Он остановился. Перевел дыхание. Подтянул сползавшие кальсоны.

- Вы ко мне? Присаживайтесь, прошу.

Решительным жестом указал на табуретку. Сам опустился на край койки.

- Чем могу быть полезен?

- Зачем, генерал, вы утруждаете себя такими движениями?

- Не утруждаю, а укрепляю. Хочу сохраниться… Мне нельзя умирать. В голове одно открытие… Должен передать правительству…

Узнав о присланных деньгах, сморщился:

- Зачем они? Карандаш и бумага нужны!

- Что же раньше не сказали? Достану вам и бумагу и карандаш.

- Неужто? - обрадовался старик. - Вот спасибо, голубчик!.. Формулы, понимаете, формулы замучили, спать не могу, а записывать некуда и нечем… Цифирь знаете, какая штука?.. Удерет из башки - и баста! Лови потом… Мне же, голубчик, во-семь-де-сят!.. И трудиться я начал с тысяча восемьсот… постойте, постойте!.. - Он потер желтый лоб. - Да, совершенно верно: с восемьдесят шестого. Уже в тринадцать лет давал мальчишкам домашние уроки, ре-пе-ти-тор-ствовал. Надо было на хлеб… Отец - учитель, чего он там… Так когда же, голубчик, соблаговолите бумагу и карандаш?

- Сегодня!

- Покорно благодарю. Весьма рад знакомству, весьма… А вы, а вас за что?..

Я недоуменно повел плечами.

- Та-ак-с! Понятно… Скажите, а вы обо мне на воле слыхали?.. Нет?.. Гм!.. В таком разе честь имею отрекомендоваться: лауреат Сталинской премии!.. Нет, я не иронически, нет. Вполне серьезно. Не верите? Честное слово!.. Первая степень.

Кряхтя, он полез в тумбочку, достал старый, потрепанный номер "Известий". Разгладил.

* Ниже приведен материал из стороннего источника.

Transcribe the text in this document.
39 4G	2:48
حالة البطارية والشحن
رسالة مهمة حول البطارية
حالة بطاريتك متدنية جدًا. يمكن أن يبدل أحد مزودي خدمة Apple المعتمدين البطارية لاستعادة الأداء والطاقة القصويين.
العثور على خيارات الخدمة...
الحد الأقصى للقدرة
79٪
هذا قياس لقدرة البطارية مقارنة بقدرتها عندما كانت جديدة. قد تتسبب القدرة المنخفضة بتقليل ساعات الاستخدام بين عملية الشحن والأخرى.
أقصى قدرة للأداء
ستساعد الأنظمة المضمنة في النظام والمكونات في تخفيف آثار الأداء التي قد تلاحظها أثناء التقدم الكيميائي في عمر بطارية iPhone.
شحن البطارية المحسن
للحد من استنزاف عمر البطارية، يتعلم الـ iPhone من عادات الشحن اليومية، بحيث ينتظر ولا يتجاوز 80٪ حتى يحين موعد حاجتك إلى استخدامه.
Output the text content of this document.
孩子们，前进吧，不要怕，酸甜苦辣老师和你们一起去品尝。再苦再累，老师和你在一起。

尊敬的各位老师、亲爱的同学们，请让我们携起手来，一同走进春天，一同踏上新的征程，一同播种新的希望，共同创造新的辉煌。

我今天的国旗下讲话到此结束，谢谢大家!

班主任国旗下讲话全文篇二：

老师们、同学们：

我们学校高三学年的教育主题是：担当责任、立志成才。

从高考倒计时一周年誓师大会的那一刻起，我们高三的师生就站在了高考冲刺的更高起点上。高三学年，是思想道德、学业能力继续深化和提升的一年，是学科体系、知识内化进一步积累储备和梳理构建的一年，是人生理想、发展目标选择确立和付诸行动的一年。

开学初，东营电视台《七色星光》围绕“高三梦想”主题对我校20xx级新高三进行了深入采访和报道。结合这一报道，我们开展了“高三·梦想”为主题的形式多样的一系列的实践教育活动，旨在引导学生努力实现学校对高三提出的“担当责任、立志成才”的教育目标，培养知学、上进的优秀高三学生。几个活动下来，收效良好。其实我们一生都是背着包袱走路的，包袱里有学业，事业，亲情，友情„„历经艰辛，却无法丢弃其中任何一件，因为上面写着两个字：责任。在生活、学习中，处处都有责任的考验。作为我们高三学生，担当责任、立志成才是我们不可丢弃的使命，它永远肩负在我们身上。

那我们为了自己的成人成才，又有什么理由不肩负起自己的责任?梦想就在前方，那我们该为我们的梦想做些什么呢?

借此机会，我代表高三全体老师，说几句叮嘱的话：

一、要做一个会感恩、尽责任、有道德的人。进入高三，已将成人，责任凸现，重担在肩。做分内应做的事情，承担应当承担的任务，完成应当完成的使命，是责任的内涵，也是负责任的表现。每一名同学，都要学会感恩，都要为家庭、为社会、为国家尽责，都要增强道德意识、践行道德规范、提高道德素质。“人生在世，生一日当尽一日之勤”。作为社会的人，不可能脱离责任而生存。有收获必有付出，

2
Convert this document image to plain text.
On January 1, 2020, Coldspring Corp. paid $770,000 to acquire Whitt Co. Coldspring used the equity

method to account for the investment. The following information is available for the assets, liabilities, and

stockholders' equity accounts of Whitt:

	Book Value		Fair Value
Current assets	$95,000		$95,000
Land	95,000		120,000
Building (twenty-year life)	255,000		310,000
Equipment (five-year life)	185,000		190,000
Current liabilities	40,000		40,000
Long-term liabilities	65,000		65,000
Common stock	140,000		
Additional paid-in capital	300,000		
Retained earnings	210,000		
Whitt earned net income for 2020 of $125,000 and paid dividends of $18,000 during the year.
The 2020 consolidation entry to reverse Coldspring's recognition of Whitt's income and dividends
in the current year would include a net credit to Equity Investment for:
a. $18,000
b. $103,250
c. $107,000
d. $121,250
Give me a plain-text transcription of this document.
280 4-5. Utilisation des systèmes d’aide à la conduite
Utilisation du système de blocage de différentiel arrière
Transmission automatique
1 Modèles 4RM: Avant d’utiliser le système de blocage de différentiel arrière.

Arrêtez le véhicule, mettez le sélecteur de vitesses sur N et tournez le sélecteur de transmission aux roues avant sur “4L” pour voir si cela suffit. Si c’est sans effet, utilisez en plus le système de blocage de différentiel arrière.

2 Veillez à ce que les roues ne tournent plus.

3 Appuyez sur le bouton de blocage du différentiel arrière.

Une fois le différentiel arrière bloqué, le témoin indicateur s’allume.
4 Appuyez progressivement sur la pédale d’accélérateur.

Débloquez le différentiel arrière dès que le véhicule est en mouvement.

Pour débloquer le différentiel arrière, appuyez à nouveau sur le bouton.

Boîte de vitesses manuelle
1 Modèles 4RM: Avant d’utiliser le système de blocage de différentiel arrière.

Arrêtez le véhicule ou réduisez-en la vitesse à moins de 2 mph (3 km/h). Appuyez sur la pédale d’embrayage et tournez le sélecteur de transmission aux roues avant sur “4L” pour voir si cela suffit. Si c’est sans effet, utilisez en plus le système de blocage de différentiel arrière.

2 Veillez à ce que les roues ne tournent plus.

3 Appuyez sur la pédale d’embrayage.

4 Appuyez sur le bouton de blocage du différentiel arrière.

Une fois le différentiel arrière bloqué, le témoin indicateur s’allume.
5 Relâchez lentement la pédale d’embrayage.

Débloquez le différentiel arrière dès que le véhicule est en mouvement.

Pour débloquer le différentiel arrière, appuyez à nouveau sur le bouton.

- Прошу… Из дома прислали. Надзор вето не наложил, да-с. Только при мне. Не выпускаю из рук. Это моя радость, мой паспорт, это… - у него слегка задрожал голос. - …может быть, моя лебединая песня!

"Известия" от 14 марта сорок первого года… Публикуется первое постановление о присуждении первых Сталинских премий выдающимся деятелям науки и техники, литературы и искусства. Петр Августович Гельвих удостаивается премии первой степени за работу "О рассеивании, вероятности попадания и математическом ожидании числа попадания", опубликованную в тридцать четвертом году; за второй труд - "Теоретические основания выработки правил стрельбы", напечатанный в тридцать шестом; и, наконец, за третью научную работу - "Стрельба по быстродвижущимся целям", оконченную в сороковом году.

Внизу полосы - портрет Гельвиха: цветущий старик, пышные седые усы, полукруг белых волос над открытым широким лбом, на груди орден Ленина…

Я перевел взгляд на заключенного Гельвиха: высохший человек, голый череп, редкие усики-колючки. Но в серых глазах, глубоко-глубоко, искорки живого ума…

- Неужели?..

- Да, это я… Бывший я… - глухо произнес он. - Шесть лет тюрьмы, голубчик. Что вы хотите?.. - Он сморщился. - Был лев, а нынче драный кот!.. Холодно что-то…

Генерал натянул на плечи грязновато-желтое одеяло.

С койки поднялся пожилой человек с буро-синим лицом, подошел и, не веря, заглянул в газету.

- Э-хе-хе, генерал, генерал!

Из статьи, напечатанной в этом же номере, я узнал, что труды Гельвиха имеют огромную практическую ценность. В них обоснованы современные способы ведения артиллерийского огня. Они занимают видное место в мировой артиллерийской науке… Использованы при разработке стабильных учебников для военных академий и училищ. Исследование об эллиптических ошибках позволило правильно решить сложнейшую проблему - поражение ненаблюдаемой цели.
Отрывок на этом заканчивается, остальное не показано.